Après les salutations d’usage, Oukil Amar nous rassure sur son état de santé et nous fait part de son bonheur de recevoir des visites. «Je suis heureux que les gens me rendent visite. Je reçois chaque jour une dizaine de personnes. Elles viennent de partout : de la région parisienne, de toute la France et de Kabylie, de la petite et de la grande». Même s’il est vrai que les visites le réconfortent beaucoup, Oukil Amar n’a qu’un profond souhait c’est de sortir de cet univers au plus vite. «Le destin a voulu que je revienne en France pour me soigner. Moi, très franchement, je me sentirais encore mieux chez moi, parmi les miens». Je lui rappelle que ces derniers jours la Kabylie est sous un manteau de neige et que rester au chaud est plus indiqué pour lui. «Non, je préfère la misère de là-bas que le confort d’ici. Mais comme le disait si bien Slimane Azem : Tout passe pour celui qui prend son mal en patience et d’ajouter les paroles de Chérif Kheddam (dont la disparition l’a beaucoup affecté) : Ikhir ajalab ntmurt iw, wala akhalkhal abarani». J’ai trouvé là un homme très vigoureux.
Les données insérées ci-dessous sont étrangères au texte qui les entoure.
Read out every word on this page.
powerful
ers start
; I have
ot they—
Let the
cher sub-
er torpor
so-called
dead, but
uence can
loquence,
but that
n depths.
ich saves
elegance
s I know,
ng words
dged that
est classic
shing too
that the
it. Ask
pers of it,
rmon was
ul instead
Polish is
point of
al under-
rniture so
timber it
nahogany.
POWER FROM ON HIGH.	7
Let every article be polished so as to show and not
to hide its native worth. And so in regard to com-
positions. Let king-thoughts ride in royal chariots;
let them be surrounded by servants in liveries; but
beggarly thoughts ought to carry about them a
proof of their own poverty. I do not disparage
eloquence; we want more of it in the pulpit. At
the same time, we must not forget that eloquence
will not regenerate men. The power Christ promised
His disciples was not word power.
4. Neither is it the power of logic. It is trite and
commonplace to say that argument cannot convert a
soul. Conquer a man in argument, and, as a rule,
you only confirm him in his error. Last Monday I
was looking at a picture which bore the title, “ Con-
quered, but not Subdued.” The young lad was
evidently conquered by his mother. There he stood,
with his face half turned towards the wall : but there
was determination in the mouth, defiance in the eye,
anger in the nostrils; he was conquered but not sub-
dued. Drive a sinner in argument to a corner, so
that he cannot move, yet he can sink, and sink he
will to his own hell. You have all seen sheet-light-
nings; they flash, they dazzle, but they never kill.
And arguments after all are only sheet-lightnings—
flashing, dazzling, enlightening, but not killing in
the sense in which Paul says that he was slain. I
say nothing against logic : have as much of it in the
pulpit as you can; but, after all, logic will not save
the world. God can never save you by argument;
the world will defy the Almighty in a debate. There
En dépit de sa maladie et de ses quatre-vingts printemps, Oukil Amar possède une force intérieure qui l’aide à mieux garder son moral. Un moral bien au dessus de certains de ses visiteurs. A un de ses cousins, dans la salle, qui se plaignait d’un mal au bras, Da Amar lui rétorqua avec son humour habituel : «Slimane, il ne faut pas trop se plaindre. Il faut se rendre à l’évidence : ou c’est la jeunesse qui s’en va ou c’est la vieillesse qui s’installe, ou peut-être les deux». Et il se mit à déclamer une de ses chansons. Sa voix encore vivace retentit dans la chambre et dans les couloirs de l’hôpital. Ma mazal saad muqar akwni d anfekar Awen ner lkhir mazi negh muqar. Ma tura akli am lhut, At aamugh di labhar

Ses souvenirs se succèdent. Il revient sur ses vie artistique. «J’ai débuté dans la chanson dans les années cinquante. J’ai enregistré mon premier disque Cmen difir en 1959. J’ai travaillé avec Pathé Barclay. J’ai composé beaucoup de chansons et certaines, je l’ai oubliées aujourd’hui. Les gens les chantent encore, ce qui me comble !» On resterait bien des heures avec lui, à l’écouter parler et chanter . Et c’est sans insister qu’on eut droit, à notre bonheur d’entendre le sifflement du train : Cmendifir buwurfan retentit de nouveau dans cette chambre hospitalière. A la différence cette fois-ci, Da Amar modifie les paroles, en live, pour demander à son train de le transporter sur les cimes de Kabylie afin d’humer les senteurs du terroir. Nous avons pris rendez-vous pour revenir réécouter son riche répertoire avec le souhait qu’il se rétablisse très rapidement et de reprendre cette fois l’avion plutôt que le train, traverser la Méditerranée, revoir les siens et retrouver Ma laayounTaous, atas itasbar.

Prompt rétablissement Monsieur Oukil Amar. Bonne santé l’artiste.